Monday, May. 14, 1984

Survivors

By Patricia Blake

WE THE VICTORS by Curtis Bill Pepper Doubleday; 322 pages; $17.95

LIFE AND DEATH ON 10 WEST by Eric Lax

Times Books; 267pages; $14.95

As Critic Susan Sontag has pointed out, cancer unjustly serves as a metaphor for the monstrosities of our age. In human discourse, it is the epithet for all that is demonic, mysterious and implacable in the experience of man and society. Given this aura of dread, these two serious books of medical popularization--the first is subtitled The Inspiring Stories of People Who Conquered Cancer and How They Did It, the second is an account of a pioneering leukemia treatment--represent significant acts of demystification.

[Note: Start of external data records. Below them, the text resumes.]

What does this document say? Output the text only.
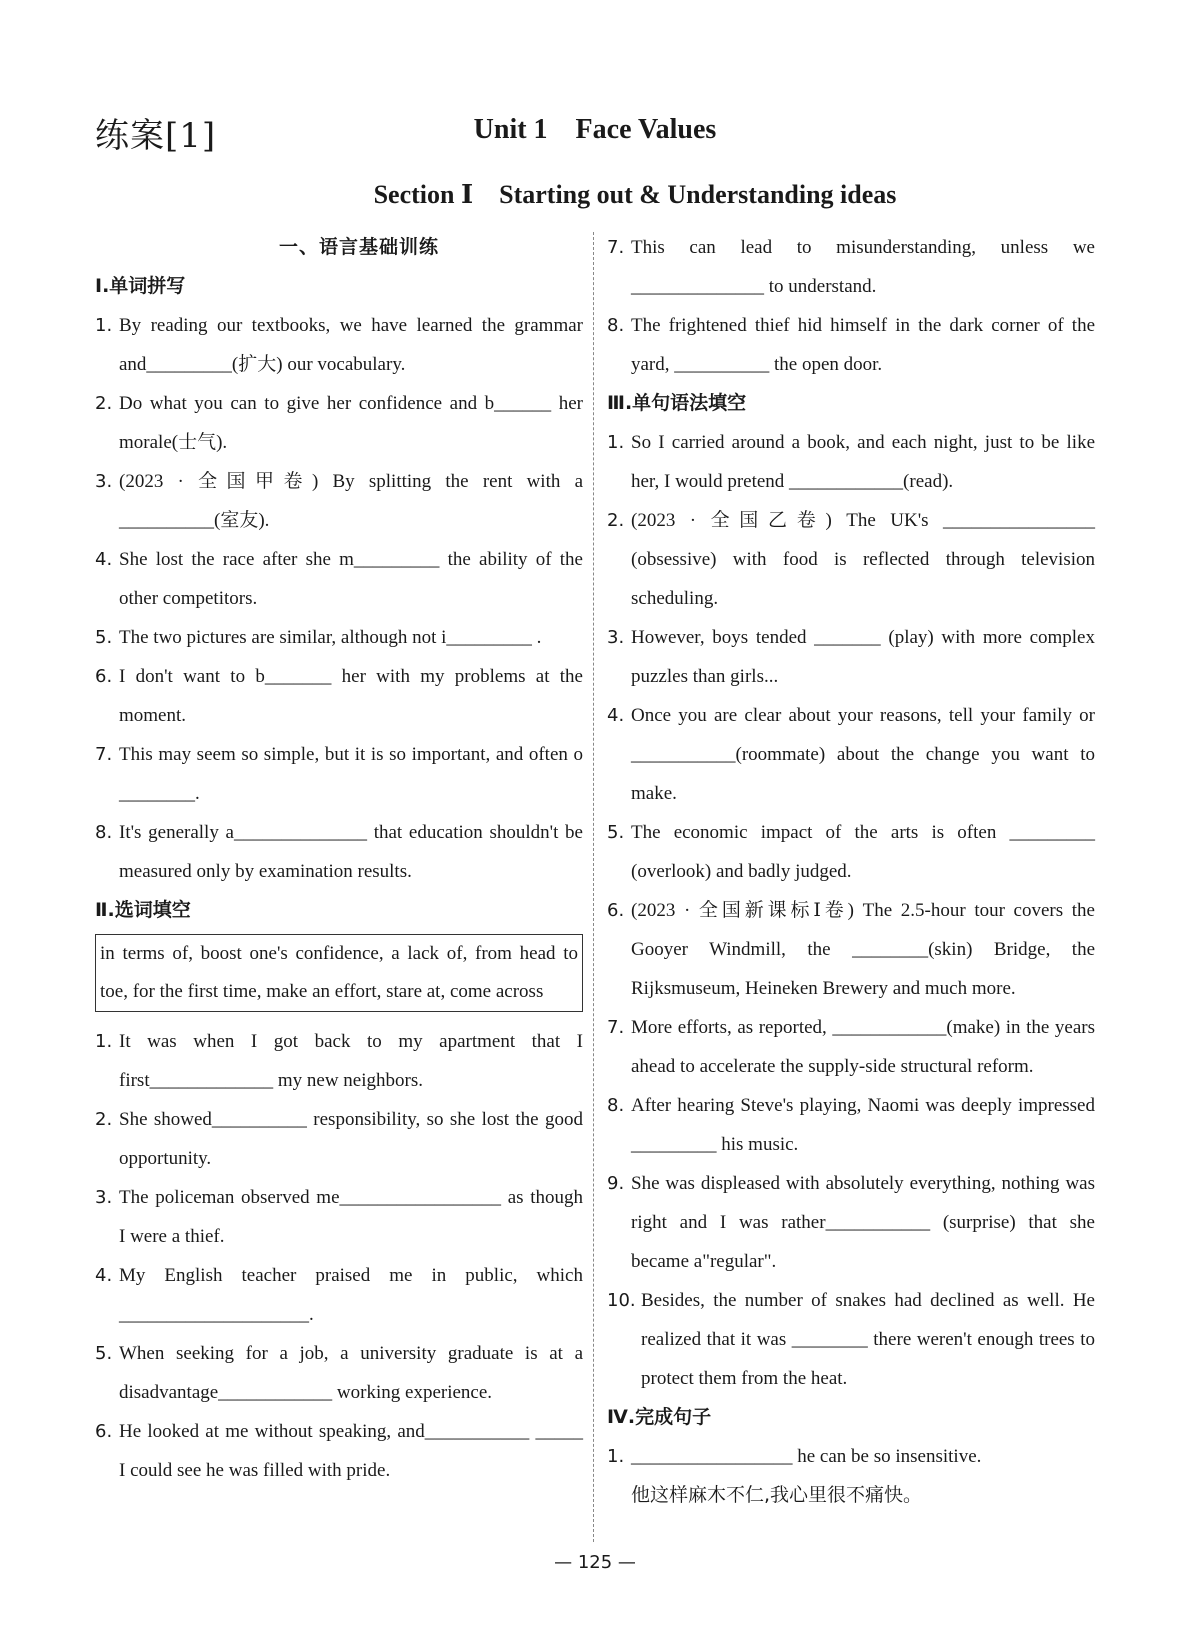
练案[1]	Unit 1    Face Values
Section Ⅰ    Starting out & Understanding ideas
一、语言基础训练
Ⅰ.单词拼写
1. By reading our textbooks, we have learned the grammar and_________(扩大) our vocabulary.
2. Do what you can to give her confidence and b______ her morale(士气).
3. (2023 · 全国甲卷) By splitting the rent with a __________(室友).
4. She lost the race after she m_________ the ability of the other competitors.
5. The two pictures are similar, although not i_________ .
6. I don't want to b_______ her with my problems at the moment.
7. This may seem so simple, but it is so important, and often o ________.
8. It's generally a______________ that education shouldn't be measured only by examination results.
Ⅱ.选词填空
in terms of, boost one's confidence, a lack of, from head to toe, for the first time, make an effort, stare at, come across
1. It was when I got back to my apartment that I first_____________ my new neighbors.
2. She showed__________ responsibility, so she lost the good opportunity.
3. The policeman observed me_________________ as though I were a thief.
4. My English teacher praised me in public, which ____________________.
5. When seeking for a job, a university graduate is at a disadvantage____________ working experience.
6. He looked at me without speaking, and___________ _____ I could see he was filled with pride.
7. This can lead to misunderstanding, unless we ______________ to understand.
8. The frightened thief hid himself in the dark corner of the yard, __________ the open door.
Ⅲ.单句语法填空
1. So I carried around a book, and each night, just to be like her, I would pretend ____________(read).
2. (2023 · 全国乙卷) The UK's ________________ (obsessive) with food is reflected through television scheduling.
3. However, boys tended _______ (play) with more complex puzzles than girls...
4. Once you are clear about your reasons, tell your family or ___________(roommate) about the change you want to make.
5. The economic impact of the arts is often _________ (overlook) and badly judged.
6. (2023 · 全国新课标Ⅰ卷) The 2.5-hour tour covers the Gooyer Windmill, the ________(skin) Bridge, the Rijksmuseum, Heineken Brewery and much more.
7. More efforts, as reported, ____________(make) in the years ahead to accelerate the supply-side structural reform.
8. After hearing Steve's playing, Naomi was deeply impressed _________ his music.
9. She was displeased with absolutely everything, nothing was right and I was rather___________ (surprise) that she became a"regular".
10. Besides, the number of snakes had declined as well. He realized that it was ________ there weren't enough trees to protect them from the heat.
Ⅳ.完成句子
1. _________________ he can be so insensitive.
他这样麻木不仁,我心里很不痛快。
— 125 —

By dispensing the good tidings of ever more effective treatment, both books serve to dispel the paralyzing terror that the very word cancer engenders. As Curtis Bill Pepper points out, for early detection people must shed their fears sufficiently to go for routine cancer checkups. Once a diagnosis of malignancy has been made, the afflicted may have to take aggressive action. This could involve collisions between the patient and his family doctor and a tough-minded struggle for an appointment with an appropriate oncologist at one of the "comprehensive cancer centers" such as New York City's Memorial Sloan-Kettering and the Dana-Farber Cancer Institute in Boston.

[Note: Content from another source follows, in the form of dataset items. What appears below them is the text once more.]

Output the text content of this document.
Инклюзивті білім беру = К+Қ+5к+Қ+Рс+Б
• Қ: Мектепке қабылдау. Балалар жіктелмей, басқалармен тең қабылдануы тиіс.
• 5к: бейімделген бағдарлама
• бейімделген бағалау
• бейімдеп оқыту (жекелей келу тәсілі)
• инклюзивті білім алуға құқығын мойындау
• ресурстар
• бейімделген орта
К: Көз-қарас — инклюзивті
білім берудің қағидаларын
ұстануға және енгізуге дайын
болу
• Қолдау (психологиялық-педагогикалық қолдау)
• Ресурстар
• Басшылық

The patient may be obliged to assume this responsibility, says Pepper, because "there is no other area of medicine with so great a gap between daily practice and the theoretical possibility of available treatment." Many doctors who do not specialize in cancer fail to keep up with the latest treatment strategies and often lack the connections needed for speedy referral to a cancer center. Some subscribe to the principle "let them die in peace," thus discouraging patients from seeking care that may prolong their lives.

An attentive and compassionate listener, Pepper has constructed his book around interviews with former cancer patients at Memorial. These survivors offer considerable testimony of bad or even potentially fatal medical advice proffered by the physicians they saw first. Estelle Marsicano was scoffed at by her family doctor. "My liver is large too--want to feel it?" he asked. When John Alexion consulted a prominent urologist about his prostate cancer, the patient recalled, "the elderly doctor proceeded to lay a bomb on me. The only procedure he would consider was surgical castration and radical removal of the prostate. I thought, 'Jesus... they're going to turn me into a 6-ft. eunuch!' " At Memorial, however, a surgeon decided on an experimental procedure: inserting capsules of radioactive iodine into Alexion's prostate instead of removing the gland. It worked.

For his book Life and Death on 10 West, Eric Lax ventures to the other side of the consulting room. Working with physicians, Lax explains the complexities of a radical bone-marrow transplant technique that is now proving 50% effective in treating some types of leukemia. The result is a model of medical writing for the layman. The astonishing procedure, used by Dr. Robert Gale and his colleagues at the U.C.L.A. Medical Center, is described with uncommon clarity, as is the ordeal of a young woman whose cancer was obliterated but who later died of another disease. More neutral and less self-consciously uplifting than Pepper's book, Life and Death on 10 West often strikes at the heart and informs the intellect with more force than We the Victors. Both works, however, have splendidly succeeded in substituting the human reality for the demonic metaphor.